This week's
Time
magazine includes
an essay by the creators of the series:
Ed Burns, David Simon and George Pelecanos.
We write a television show. Measured against more thoughtful and meaningful occupations, this is not the best seat from which to argue public policy or social justice. Still, those viewers who followed The Wire — our HBO drama that tried to portray all sides of inner-city collapse, including the drug war, with as much detail and as little judgment as we could muster — tell us they've invested in the fates of our characters. They worry or grieve for Bubbles, Bodie or Wallace, certain that these characters are fictional yet knowing they are rooted in the reality of the other America, the one rarely acknowledged by anything so overt as a TV drama.
These viewers, admittedly a small shard of the TV universe, deluge us with one question: What can we do? If there are two Americas — separate and unequal — and if the drug war has helped produce a psychic chasm between them, how can well-meaning, well-intentioned people begin to bridge those worlds?

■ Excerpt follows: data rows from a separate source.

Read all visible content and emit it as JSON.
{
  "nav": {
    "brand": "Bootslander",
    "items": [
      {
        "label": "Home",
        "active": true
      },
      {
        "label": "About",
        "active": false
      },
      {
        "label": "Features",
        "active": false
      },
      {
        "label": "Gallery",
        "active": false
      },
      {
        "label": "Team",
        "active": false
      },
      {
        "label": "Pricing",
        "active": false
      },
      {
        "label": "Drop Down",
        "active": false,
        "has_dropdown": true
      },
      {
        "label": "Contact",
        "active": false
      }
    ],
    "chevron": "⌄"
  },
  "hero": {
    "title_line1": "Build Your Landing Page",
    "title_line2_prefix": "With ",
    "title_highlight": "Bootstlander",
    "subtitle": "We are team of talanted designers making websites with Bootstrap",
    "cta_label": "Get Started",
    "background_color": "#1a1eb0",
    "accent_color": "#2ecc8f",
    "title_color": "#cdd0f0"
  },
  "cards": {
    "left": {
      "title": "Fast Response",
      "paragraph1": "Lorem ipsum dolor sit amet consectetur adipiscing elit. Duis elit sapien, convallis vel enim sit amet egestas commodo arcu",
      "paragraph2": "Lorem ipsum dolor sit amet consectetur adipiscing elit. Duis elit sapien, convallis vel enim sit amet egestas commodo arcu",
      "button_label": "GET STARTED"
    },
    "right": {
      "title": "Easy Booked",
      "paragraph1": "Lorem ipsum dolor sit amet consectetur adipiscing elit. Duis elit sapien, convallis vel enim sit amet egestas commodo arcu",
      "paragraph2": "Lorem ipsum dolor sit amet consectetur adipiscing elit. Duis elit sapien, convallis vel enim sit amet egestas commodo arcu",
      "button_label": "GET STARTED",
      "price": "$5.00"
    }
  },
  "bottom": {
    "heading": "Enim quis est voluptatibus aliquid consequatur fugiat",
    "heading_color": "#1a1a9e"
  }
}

If asked to serve on a jury deliberating a violation of state or federal drug laws, we will vote to acquit, regardless of the evidence presented. Save for a prosecution in which acts of violence or intended violence are alleged, we will — to borrow Justice Harry Blackmun's manifesto against the death penalty — no longer tinker with the machinery of the drug war. No longer can we collaborate with a government that uses nonviolent drug offenses to fill prisons with its poorest, most damaged and most desperate citizens.